Vital’o FC qui, à un moment, alignait trophée après trophée,  se retrouve à la  9ème place à l’issue de la 6ème journée. L’autre club qui est devenu un tigre en papier c’est Inter Stars, aujourd’hui en pleine crise de management.

Inter FC, Muzinga, Prince Louis sont des clubs qui sont en passe de passer aux oubliettes. Pourtant, il fut un moment, ces clubs étaient redoutables en première division.

Le football ne se joue plus uniquement à Bujumbura

La ligue A est devenue le championnat national au vrai sens du terme. Un club de Ruyigi va rencontrer dans la saison un club de Bujumbura, et vice-versa. Plus étonnant encore, certain joueurs à ‘avenir prometteur n’hésitent plus à bouder un club de Bujumbura au profit d’un club de l’intérieur du pays.

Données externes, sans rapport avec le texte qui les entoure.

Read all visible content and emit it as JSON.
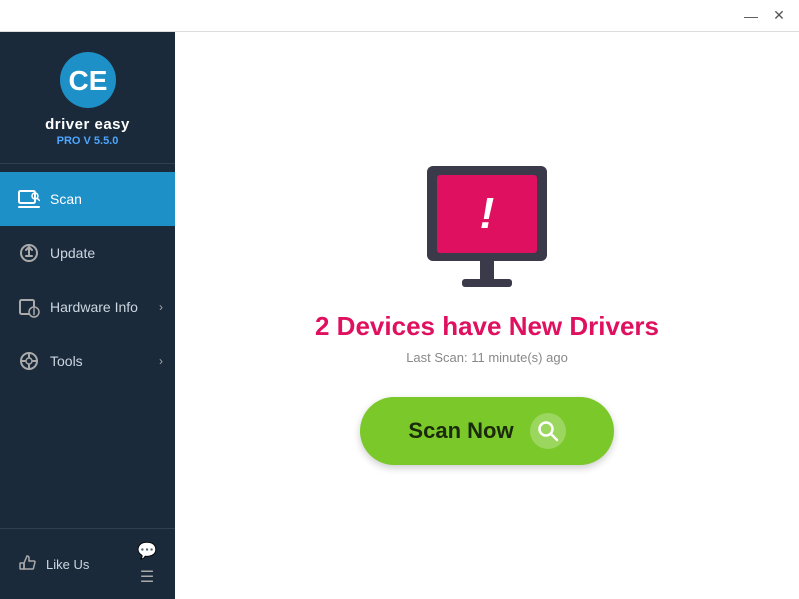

Fini l’époque où un club de Bujumbura pouvait chanter victoire avant même le début d’une rencontre avec un club de l’intérieur du pays. Les clubs dits de Bujumbura se cassent les dents désormais face à leurs adversaires de Muyinga, Gitega , Ngozi ou Makamba. D’ailleurs le représentant du Burundi dans la coupe de la confédération au niveau continental est Olympic Stars, un club de Muyinga qui a remporté la coupe du Président après un long périple, éliminant sur son passage plusieurs clubs, dont ceux de Bujumbura.

Le football en plein essor à l’intérieur du pays

Vous voulez qu’un match se joue à guichet fermé ? C’est simple, allez le jouer dans un stade de l’intérieur du pays. Dans des stades parfois en plein finissage, des matches se jouent avec une foule innombrable ce qui permet aux clubs de compter sur les recettes. Leurs homologues de Bujumbura s’en mordent les doigts, les matches se jouent là-bas dans un terrain désertique.

Un autre point à souligner qui a bouleversé le sort des clubs, c’est l’organisation des clubs. On remarque que les clubs gérés comme une communauté résiste mieux à l’ouragan économique qui frappe les clubs en général.

Le passé très récent montre que les clubs basés sur les individus ne font pas long feu. La disparition d’Inter FC dirigé par Hussein Nzisabira, la disparition à petit feu de Flamengo FC, club géré comme une propriété privé par un certain  homme connu sous son sobriquet «Succès», la  gestion délicate d’Inter Stars qui a un moment avait de grands hommes d’affaires à la tête, l’avenir inquiétant de Vital’o FC géré par Benjamin Bikorimana que les supporters de Vital’o accusent de se renfermer sur lui-même dans la gestion, le prouvent suffisamment.

Le championnat est à son début, sans doute que d’autres surprises restent à découvrir.